XXVI Domingo del Tiempo Ordinario, Ciclo B

San Marcos 9, 38-43. 45. 47-48: Apertura e intransigencia

Autor: Padre Guillermo Juan Morado

 

 

En Jesús se compaginan la apertura y la intransigencia. No desea que los discípulos sientan celos de quienes, sin pertenecer al grupo inmediato de sus seguidores, hacen buenas obras en su nombre: “El que no está contra nosotros está a favor nuestro” (Mc 9,40). Esta actitud del Señor ha sido prefigurada en la actitud de Moisés, que no fue celoso del poder del Espíritu Santo y se alegró de que actuase también fuera del círculo de sus colaboradores más directos: “¡Ojalá todo el pueblo del Señor fuera profeta y recibiera el espíritu del Señor!” (Nm 11,29). 

No es bueno que en la Iglesia nos dejemos llevar por celos y exclusivismos, despreciando a quienes, siguiendo a Jesús como nosotros, viven de manera diferente, sin menoscabo de la unidad, según la gracia y los carismas que el Señor quiera concederles.
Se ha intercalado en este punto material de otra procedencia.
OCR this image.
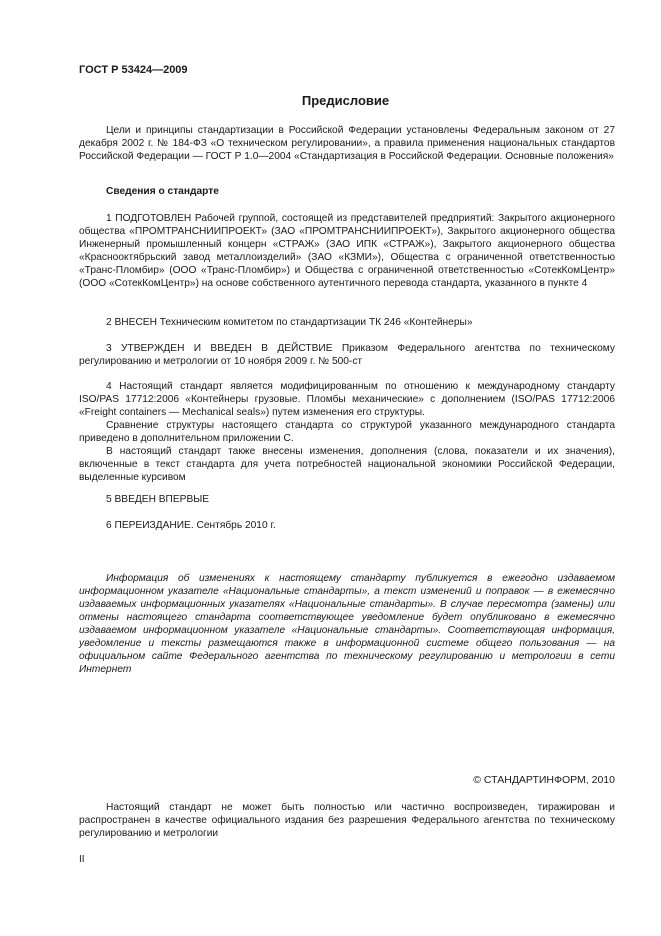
ГОСТ Р 53424—2009
Предисловие

Цели и принципы стандартизации в Российской Федерации установлены Федеральным законом от 27 декабря 2002 г. № 184-ФЗ «О техническом регулировании», а правила применения национальных стандартов Российской Федерации — ГОСТ Р 1.0—2004 «Стандартизация в Российской Федерации. Основные положения»

Сведения о стандарте

1 ПОДГОТОВЛЕН Рабочей группой, состоящей из представителей предприятий: Закрытого акционерного общества «ПРОМТРАНСНИИПРОЕКТ» (ЗАО «ПРОМТРАНСНИИПРОЕКТ»), Закрытого акционерного общества Инженерный промышленный концерн «СТРАЖ» (ЗАО ИПК «СТРАЖ»), Закрытого акционерного общества «Краснооктябрьский завод металлоизделий» (ЗАО «КЗМИ»), Общества с ограниченной ответственностью «Транс-Пломбир» (ООО «Транс-Пломбир») и Общества с ограниченной ответственностью «СотекКомЦентр» (ООО «СотекКомЦентр») на основе собственного аутентичного перевода стандарта, указанного в пункте 4

2 ВНЕСЕН Техническим комитетом по стандартизации ТК 246 «Контейнеры»

3 УТВЕРЖДЕН И ВВЕДЕН В ДЕЙСТВИЕ Приказом Федерального агентства по техническому регулированию и метрологии от 10 ноября 2009 г. № 500-ст

4 Настоящий стандарт является модифицированным по отношению к международному стандарту ISO/PAS 17712:2006 «Контейнеры грузовые. Пломбы механические» с дополнением (ISO/PAS 17712:2006 «Freight containers — Mechanical seals») путем изменения его структуры.

Сравнение структуры настоящего стандарта со структурой указанного международного стандарта приведено в дополнительном приложении С.

В настоящий стандарт также внесены изменения, дополнения (слова, показатели и их значения), включенные в текст стандарта для учета потребностей национальной экономики Российской Федерации, выделенные курсивом

5 ВВЕДЕН ВПЕРВЫЕ

6 ПЕРЕИЗДАНИЕ. Сентябрь 2010 г.

Информация об изменениях к настоящему стандарту публикуется в ежегодно издаваемом информационном указателе «Национальные стандарты», а текст изменений и поправок — в ежемесячно издаваемых информационных указателях «Национальные стандарты». В случае пересмотра (замены) или отмены настоящего стандарта соответствующее уведомление будет опубликовано в ежемесячно издаваемом информационном указателе «Национальные стандарты». Соответствующая информация, уведомление и тексты размещаются также в информационной системе общего пользования — на официальном сайте Федерального агентства по техническому регулированию и метрологии в сети Интернет

© СТАНДАРТИНФОРМ, 2010

Настоящий стандарт не может быть полностью или частично воспроизведен, тиражирован и распространен в качестве официального издания без разрешения Федерального агентства по техническому регулированию и метрологии

II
Debemos alegrarnos de que el árbol de la vida cristiana sea un árbol frondoso, con múltiples ramas: la vida laical, la vida consagrada, la vida eremítica, la vida religiosa, los diversos institutos seculares, las sociedades de vida apostólica o los llamados “nuevos movimientos”, que el Espíritu Santo no deja de suscitar, deben ser bienvenidos a la gran casa común de la Iglesia. 

Pero incluso fuera de las fronteras visibles de la Iglesia, el Espíritu de Dios comunica la gracia que proviene de Cristo y que fructifica en obras buenas: “Cristo murió por todos, y la vocación suprema del hombre en realidad es una sola, es decir, divina. En consecuencia, debemos creer que el Espíritu Santo ofrece a todos la posibilidad de que, en la forma de sólo Dios conocida, se asocien a este misterio pascual” (GS 22). Quizá muchos hombres no están en la Iglesia con el “cuerpo”, pero sí lo están con su “corazón”, dejando que el amor de Dios anide en ellos. 

Pero la apertura de miras con relación al crecimiento del Reino de Dios va unida, en Jesús, a la intransigencia. El Señor no cede, no se presta a componendas, en todo lo que hace referencia a la inducción al mal: “El que escandalice a uno de estos pequeñuelos que creen, más le valdría que le encajasen en el cuello una piedra de molino y lo echasen al mar” (Mc 9,42). Con un lenguaje simbólico, pero contundente, pide que apartemos de nosotros las circunstancias que nos conducen al pecado mortal; es decir, a la destrucción de la caridad en nuestro corazón por una infracción grave de la ley de Dios. El pecado nos separa de Dios, de nuestra felicidad, de nuestro auténtico fin. 

Pidamos al Señor que abra nuestras mentes y nuestros corazones a todo lo bello, noble y justo; que nos haga acogedores con relación a los demás, dispuestos a reconocer las maravillas que, en sus vidas, puede obrar la gracia. Pero pidamos también que aleje de nosotros todo lo que nos pueda separar de Él.